Meutya Hafid, Menteri Komunikasi dan Digital (Komdigi) (IDN Times/Misrohatun)
Intinya sih...
  • Menteri Komunikasi dan Digital, Meutya Hafid, menyoroti dampak AI terhadap pekerja perempuan.
  • Indonesia AI Institute (IAII) didirikan untuk pengembangan, literasi, dan penerapan AI di Indonesia.
  • Pemerintah berkomitmen memperluas akses digital, mendorong partisipasi perempuan dalam ekosistem AI, dan mengatasi kesenjangan gender dalam teknologi.

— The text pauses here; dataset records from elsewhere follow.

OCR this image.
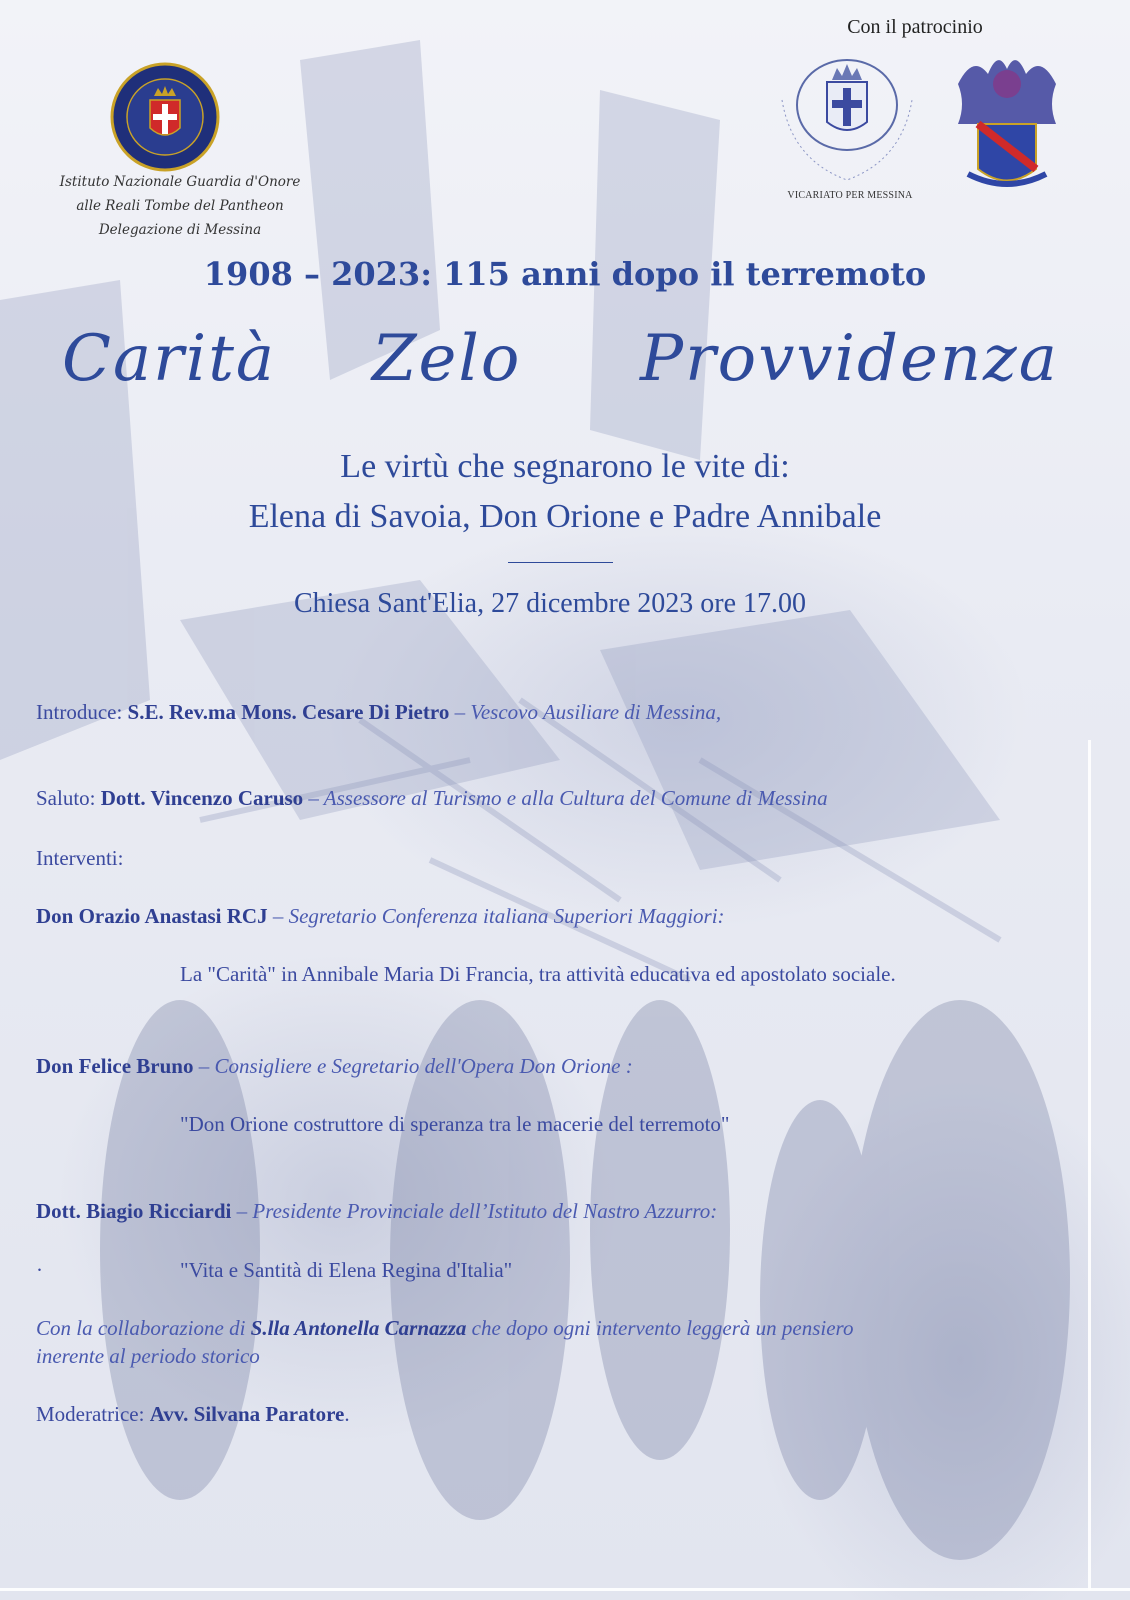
Istituto Nazionale Guardia d'Onore
alle Reali Tombe del Pantheon
Delegazione di Messina
Con il patrocinio
VICARIATO PER MESSINA
1908 – 2023: 115 anni dopo il terremoto
Carità Zelo Provvidenza
Le virtù che segnarono le vite di:
Elena di Savoia, Don Orione e Padre Annibale
Chiesa Sant'Elia, 27 dicembre 2023 ore 17.00
Introduce: S.E. Rev.ma Mons. Cesare Di Pietro – Vescovo Ausiliare di Messina,
Saluto: Dott. Vincenzo Caruso – Assessore al Turismo e alla Cultura del Comune di Messina
Interventi:
Don Orazio Anastasi RCJ – Segretario Conferenza italiana Superiori Maggiori:
La "Carità" in Annibale Maria Di Francia, tra attività educativa ed apostolato sociale.
Don Felice Bruno – Consigliere e Segretario dell'Opera Don Orione :
"Don Orione costruttore di speranza tra le macerie del terremoto"
Dott. Biagio Ricciardi – Presidente Provinciale dell’Istituto del Nastro Azzurro:
·	"Vita e Santità di Elena Regina d'Italia"
Con la collaborazione di S.lla Antonella Carnazza che dopo ogni intervento leggerà un pensiero
inerente al periodo storico
Moderatrice: Avv. Silvana Paratore.
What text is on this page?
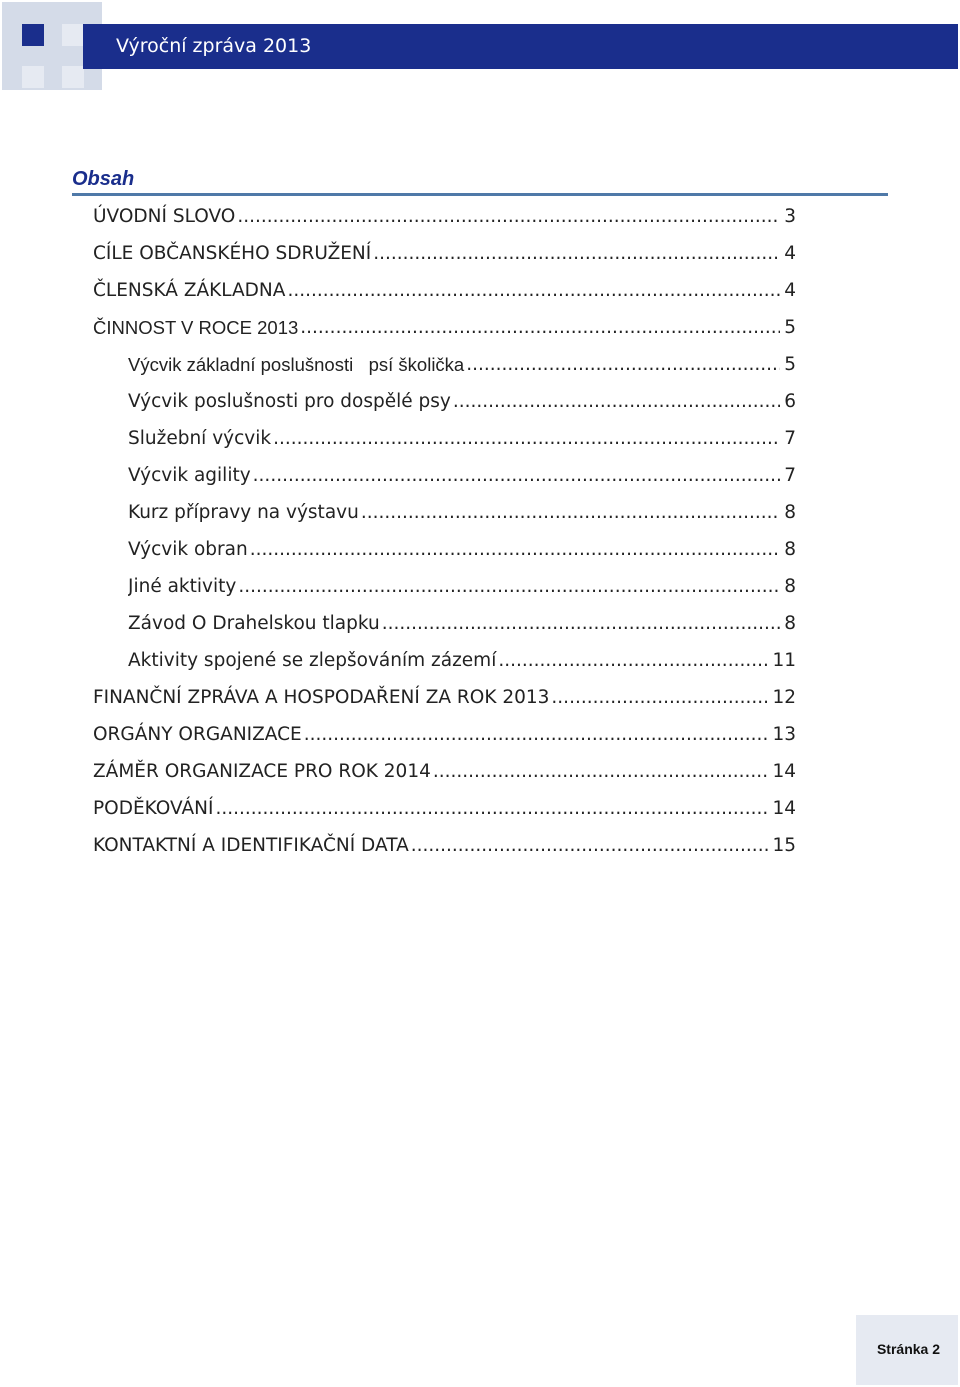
Výroční zpráva 2013
Obsah
ÚVODNÍ SLOVO .....	3
CÍLE OBČANSKÉHO SDRUŽENÍ .....	4
ČLENSKÁ ZÁKLADNA .....	4
ČINNOST V ROCE 2013 .....	5
Výcvik základní poslušnosti   psí školička .....	5
Výcvik poslušnosti pro dospělé psy .....	6
Služební výcvik .....	7
Výcvik agility .....	7
Kurz přípravy na výstavu .....	8
Výcvik obran .....	8
Jiné aktivity .....	8
Závod O Drahelskou tlapku .....	8
Aktivity spojené se zlepšováním zázemí .....	11
FINANČNÍ ZPRÁVA A HOSPODAŘENÍ ZA ROK 2013 .....	12
ORGÁNY ORGANIZACE .....	13
ZÁMĚR ORGANIZACE PRO ROK 2014 .....	14
PODĚKOVÁNÍ .....	14
KONTAKTNÍ A IDENTIFIKAČNÍ DATA .....	15
Stránka 2
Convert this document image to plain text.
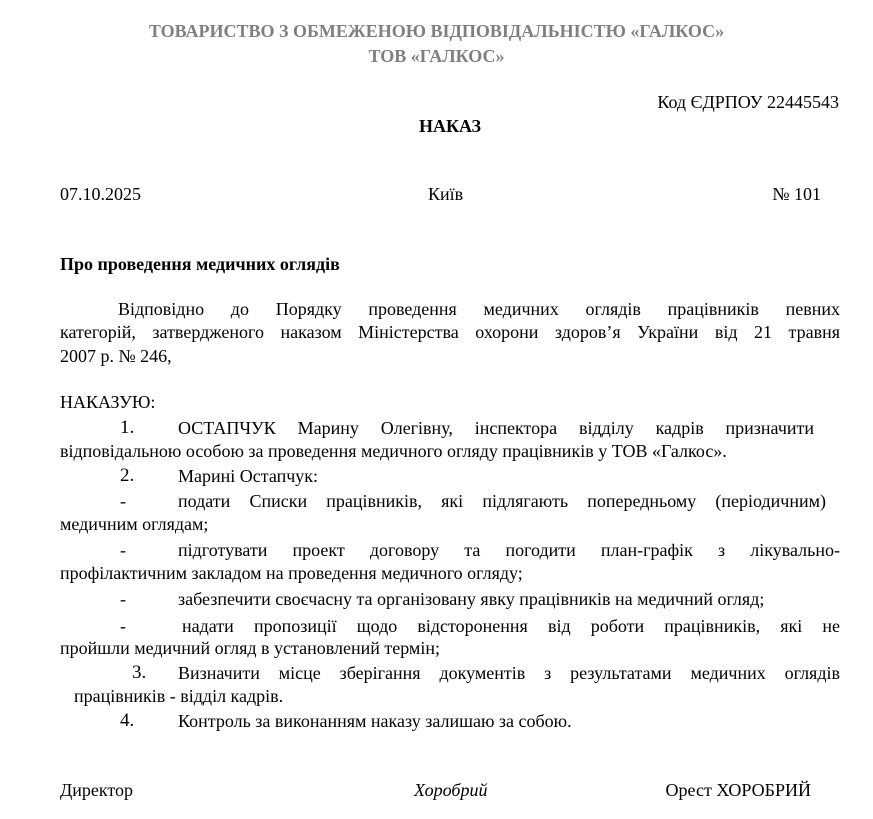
ТОВАРИСТВО З ОБМЕЖЕНОЮ ВІДПОВІДАЛЬНІСТЮ «ГАЛКОС»
ТОВ «ГАЛКОС»
Код ЄДРПОУ 22445543
НАКАЗ
07.10.2025	Київ	№ 101
Про проведення медичних оглядів
Відповідно до Порядку проведення медичних оглядів працівників певних
категорій, затвердженого наказом Міністерства охорони здоров’я України від 21 травня
2007 р. № 246,
НАКАЗУЮ:
1. ОСТАПЧУК Марину Олегівну, інспектора відділу кадрів призначити
відповідальною особою за проведення медичного огляду працівників у ТОВ «Галкос».
2. Марині Остапчук:
-	подати Списки працівників, які підлягають попередньому (періодичним)
медичним оглядам;
-	підготувати проект договору та погодити план-графік з лікувально-
профілактичним закладом на проведення медичного огляду;
-	забезпечити своєчасну та організовану явку працівників на медичний огляд;
-	надати пропозиції щодо відсторонення від роботи працівників, які не
пройшли медичний огляд в установлений термін;
3. Визначити місце зберігання документів з результатами медичних оглядів
працівників - відділ кадрів.
4. Контроль за виконанням наказу залишаю за собою.
Директор	Хоробрий	Орест ХОРОБРИЙ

Menteri Komunikasi dan Digital (Menkomdigi), Meutya Hafid menyebut bahwa kecerdasan buatan (artificial intelligence/AI) membawa tantangan dan risiko tertentu. Salah satu yang paling signifikan adalah dampak terhadap pekerja perempuan.

Hal ini disampaikan saat dirinya melakukan sambutan dalam acara peluncuran Indonesia AI Institute yang digelar secara daring, pada Sabtu (15/03/2025).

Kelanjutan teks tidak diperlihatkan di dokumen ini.